Kerr was surrounded by celebrities at the event. He had his picture taken with Snoop Dog who was wearing a red fur coat. He met legendary singer Tony Bennett and David Gregory of “Meet the Press.” At his table were not only Martina Arroyo but also Sonya Sotomayor, Associate Justice of the Supreme Court. Kerr stresses, “It was an honor and privilege to be a part of this-the opportunity afforded to me through Marina’s program. It’s not too often I get to participate in high society events.”
Kerr says the experience still feels surreal that he was part of it, but back home, he stresses, he is a husband and father first who Christmas carols with his church at the assisted living facility near his home in Canal Winchester. Kerr’s favorite audience is his 3 year old young son Isaac who listens to opera music with his daddy, smiles, and says “Daddy’s singing!”
“I’m still learning about the career-I’m a baby!” he laughs. Kerr says he has waited tables at Applebee’s, worked retail, given voice lessons, and soon will begin substitute teaching-anything he can do in between his opera performances. “I’m building my experiences and resume. As a full-time opera singer, you are never a finished product.” There are a lot of auditions, cost, risk, and sacrifice. “You have to trust in what you are doing.” Kerr believes that in order to succeed, he must be proactive, get his name out there. “I share my voice however I can. I’m still pursuing a dream to make it to the Metropolitan Opera in New York City.”

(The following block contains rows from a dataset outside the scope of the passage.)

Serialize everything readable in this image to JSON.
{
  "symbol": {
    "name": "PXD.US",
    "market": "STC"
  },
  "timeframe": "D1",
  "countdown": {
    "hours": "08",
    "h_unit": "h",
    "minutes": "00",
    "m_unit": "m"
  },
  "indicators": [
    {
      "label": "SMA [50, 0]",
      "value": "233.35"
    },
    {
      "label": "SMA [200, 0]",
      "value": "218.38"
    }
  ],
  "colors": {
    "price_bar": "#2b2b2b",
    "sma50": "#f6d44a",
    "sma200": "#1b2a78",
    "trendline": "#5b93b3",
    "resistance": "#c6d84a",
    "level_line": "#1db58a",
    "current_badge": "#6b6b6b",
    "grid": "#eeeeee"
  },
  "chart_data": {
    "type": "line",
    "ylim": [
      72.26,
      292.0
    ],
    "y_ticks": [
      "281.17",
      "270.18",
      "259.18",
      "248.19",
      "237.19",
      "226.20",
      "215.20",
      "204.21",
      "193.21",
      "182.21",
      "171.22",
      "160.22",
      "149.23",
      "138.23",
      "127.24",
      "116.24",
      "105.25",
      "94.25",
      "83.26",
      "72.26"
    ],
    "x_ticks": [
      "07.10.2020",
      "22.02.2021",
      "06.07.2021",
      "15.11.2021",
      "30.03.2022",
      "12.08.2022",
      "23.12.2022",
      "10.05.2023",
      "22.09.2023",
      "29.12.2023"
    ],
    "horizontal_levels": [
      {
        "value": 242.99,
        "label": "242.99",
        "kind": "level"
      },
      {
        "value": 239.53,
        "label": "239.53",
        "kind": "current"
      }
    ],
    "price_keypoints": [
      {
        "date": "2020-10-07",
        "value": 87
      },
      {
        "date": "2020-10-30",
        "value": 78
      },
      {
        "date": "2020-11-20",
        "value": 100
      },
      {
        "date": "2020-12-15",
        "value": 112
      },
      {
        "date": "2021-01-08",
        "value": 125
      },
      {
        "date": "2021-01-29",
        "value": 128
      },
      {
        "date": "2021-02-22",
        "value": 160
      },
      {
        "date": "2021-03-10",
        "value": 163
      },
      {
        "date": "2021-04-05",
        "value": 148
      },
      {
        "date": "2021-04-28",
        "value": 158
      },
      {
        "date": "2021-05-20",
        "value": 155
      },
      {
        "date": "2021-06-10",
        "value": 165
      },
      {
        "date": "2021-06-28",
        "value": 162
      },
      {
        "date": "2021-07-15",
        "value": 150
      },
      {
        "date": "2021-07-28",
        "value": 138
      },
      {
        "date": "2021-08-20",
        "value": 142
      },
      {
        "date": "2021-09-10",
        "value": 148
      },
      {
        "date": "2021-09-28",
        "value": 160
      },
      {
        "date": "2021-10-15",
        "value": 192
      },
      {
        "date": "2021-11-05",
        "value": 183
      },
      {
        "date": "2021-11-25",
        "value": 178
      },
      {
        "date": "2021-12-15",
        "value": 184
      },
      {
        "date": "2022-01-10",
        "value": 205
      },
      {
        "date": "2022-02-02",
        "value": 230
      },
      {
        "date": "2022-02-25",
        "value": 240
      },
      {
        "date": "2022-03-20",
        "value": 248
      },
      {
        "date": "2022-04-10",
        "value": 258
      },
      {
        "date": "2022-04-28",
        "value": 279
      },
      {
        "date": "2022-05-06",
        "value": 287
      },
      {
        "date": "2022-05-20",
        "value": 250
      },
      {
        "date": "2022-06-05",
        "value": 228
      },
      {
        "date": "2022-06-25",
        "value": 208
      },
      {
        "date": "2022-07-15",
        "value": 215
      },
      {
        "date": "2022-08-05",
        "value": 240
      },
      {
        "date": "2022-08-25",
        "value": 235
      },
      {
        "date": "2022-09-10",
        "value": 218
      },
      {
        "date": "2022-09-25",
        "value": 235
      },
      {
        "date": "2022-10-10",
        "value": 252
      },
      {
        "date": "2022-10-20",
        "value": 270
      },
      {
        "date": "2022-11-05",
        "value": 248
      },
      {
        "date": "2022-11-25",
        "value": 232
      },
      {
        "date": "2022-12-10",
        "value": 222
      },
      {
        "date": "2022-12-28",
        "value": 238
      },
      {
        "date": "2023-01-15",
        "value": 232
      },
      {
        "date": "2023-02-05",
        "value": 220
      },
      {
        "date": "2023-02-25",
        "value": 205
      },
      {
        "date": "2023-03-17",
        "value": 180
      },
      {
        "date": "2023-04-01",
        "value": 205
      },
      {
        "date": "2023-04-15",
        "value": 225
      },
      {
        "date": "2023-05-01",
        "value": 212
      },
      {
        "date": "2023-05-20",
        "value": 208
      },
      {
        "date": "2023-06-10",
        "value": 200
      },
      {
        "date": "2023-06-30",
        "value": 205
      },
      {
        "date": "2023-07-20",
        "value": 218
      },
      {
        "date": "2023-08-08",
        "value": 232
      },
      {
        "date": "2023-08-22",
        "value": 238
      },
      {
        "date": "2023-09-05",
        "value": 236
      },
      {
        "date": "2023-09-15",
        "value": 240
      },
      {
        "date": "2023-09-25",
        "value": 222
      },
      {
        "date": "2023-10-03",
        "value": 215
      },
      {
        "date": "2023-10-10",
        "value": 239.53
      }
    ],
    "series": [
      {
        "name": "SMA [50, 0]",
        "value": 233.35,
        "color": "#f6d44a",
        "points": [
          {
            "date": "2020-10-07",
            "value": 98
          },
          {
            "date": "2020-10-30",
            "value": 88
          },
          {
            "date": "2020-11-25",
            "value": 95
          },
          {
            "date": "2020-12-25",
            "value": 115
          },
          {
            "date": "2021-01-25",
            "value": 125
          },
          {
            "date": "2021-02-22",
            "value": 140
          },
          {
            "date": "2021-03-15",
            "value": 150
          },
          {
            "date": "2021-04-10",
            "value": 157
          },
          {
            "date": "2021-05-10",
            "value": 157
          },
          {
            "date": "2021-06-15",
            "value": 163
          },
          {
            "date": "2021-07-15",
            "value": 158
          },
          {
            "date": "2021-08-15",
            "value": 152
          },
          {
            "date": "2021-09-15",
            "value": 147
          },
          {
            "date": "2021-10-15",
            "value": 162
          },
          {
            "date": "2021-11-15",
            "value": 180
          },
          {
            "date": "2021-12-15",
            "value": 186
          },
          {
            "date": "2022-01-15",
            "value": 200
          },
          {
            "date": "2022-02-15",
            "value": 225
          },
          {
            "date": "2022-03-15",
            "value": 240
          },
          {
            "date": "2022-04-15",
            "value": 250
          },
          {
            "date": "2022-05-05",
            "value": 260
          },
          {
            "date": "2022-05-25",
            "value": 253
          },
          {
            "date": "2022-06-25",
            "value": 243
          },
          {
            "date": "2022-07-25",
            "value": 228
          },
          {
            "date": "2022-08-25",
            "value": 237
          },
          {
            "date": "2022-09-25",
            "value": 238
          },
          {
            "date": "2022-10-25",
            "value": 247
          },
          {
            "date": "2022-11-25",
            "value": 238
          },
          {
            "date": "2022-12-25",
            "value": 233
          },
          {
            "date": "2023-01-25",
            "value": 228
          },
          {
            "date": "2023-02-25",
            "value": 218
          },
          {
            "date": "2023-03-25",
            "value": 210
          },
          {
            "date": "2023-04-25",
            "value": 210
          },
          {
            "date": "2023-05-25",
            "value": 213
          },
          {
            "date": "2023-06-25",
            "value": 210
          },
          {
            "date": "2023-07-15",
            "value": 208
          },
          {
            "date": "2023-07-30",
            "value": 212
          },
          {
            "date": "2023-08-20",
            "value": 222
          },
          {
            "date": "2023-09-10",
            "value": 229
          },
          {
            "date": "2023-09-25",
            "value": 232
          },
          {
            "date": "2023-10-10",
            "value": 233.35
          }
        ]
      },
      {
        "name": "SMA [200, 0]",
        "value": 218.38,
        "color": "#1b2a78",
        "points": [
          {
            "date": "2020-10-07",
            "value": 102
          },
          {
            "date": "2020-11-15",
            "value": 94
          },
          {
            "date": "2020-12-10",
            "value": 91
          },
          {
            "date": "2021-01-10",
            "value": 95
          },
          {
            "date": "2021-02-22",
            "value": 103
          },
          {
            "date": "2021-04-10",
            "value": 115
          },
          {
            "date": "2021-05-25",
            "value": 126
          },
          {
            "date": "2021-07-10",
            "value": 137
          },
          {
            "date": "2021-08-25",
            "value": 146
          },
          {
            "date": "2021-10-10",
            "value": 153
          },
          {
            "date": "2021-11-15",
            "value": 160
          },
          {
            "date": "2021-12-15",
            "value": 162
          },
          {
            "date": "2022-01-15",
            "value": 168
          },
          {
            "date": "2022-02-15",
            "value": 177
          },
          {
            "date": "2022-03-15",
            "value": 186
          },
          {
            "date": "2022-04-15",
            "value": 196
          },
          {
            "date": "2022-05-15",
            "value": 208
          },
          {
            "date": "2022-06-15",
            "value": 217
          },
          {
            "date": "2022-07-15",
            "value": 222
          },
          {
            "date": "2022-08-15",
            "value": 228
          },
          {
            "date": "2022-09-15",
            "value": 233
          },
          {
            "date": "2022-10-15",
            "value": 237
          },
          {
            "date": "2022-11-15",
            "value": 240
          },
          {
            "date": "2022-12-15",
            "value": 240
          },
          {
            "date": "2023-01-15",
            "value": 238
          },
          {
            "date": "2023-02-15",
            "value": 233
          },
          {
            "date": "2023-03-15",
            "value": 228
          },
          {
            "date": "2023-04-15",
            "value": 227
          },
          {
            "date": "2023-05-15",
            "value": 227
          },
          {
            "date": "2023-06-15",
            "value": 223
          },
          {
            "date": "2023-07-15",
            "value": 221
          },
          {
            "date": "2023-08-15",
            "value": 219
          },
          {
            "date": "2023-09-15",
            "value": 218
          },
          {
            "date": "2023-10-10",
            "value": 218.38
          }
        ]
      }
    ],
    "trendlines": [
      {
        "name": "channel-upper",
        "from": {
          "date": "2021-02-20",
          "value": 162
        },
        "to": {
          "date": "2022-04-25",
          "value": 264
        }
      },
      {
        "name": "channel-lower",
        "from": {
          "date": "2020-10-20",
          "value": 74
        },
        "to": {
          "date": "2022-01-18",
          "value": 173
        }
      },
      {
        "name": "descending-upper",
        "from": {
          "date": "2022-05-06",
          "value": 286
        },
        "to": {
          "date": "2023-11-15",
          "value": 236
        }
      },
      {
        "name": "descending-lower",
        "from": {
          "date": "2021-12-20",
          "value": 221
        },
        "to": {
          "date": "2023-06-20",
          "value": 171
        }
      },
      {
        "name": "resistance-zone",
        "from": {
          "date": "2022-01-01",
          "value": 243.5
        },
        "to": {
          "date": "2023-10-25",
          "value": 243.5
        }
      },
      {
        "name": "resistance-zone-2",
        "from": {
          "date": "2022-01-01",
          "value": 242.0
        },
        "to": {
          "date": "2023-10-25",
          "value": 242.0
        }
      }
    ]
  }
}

The Kennedy Center Honors Gala will be broadcast on CBS on December 29, 2013 from 9:00-11:00 p.m. Besides Martina Arroyo, the other honorees include Billy Joel, Herbie Hancock, Shirley MacLaine, and Carlos Santana. Last year, 8.8 million Americans tuned in to the Kennedy Honors program on TV. This year, Kerr hopes his hometown of Wauseon will join in as well. His hometown roots are still strongly tied to Wauseon. His parents William and Sandy Kerr, live in Wauseon. His sisters and their families live in Northwest Ohio as well. He hopes he makes his hometown proud through his accomplishments. “I feel I represent the folks who still live there. Everyone has a talent or strength. People have encouraged me. I am only the singer I am today because of other people.”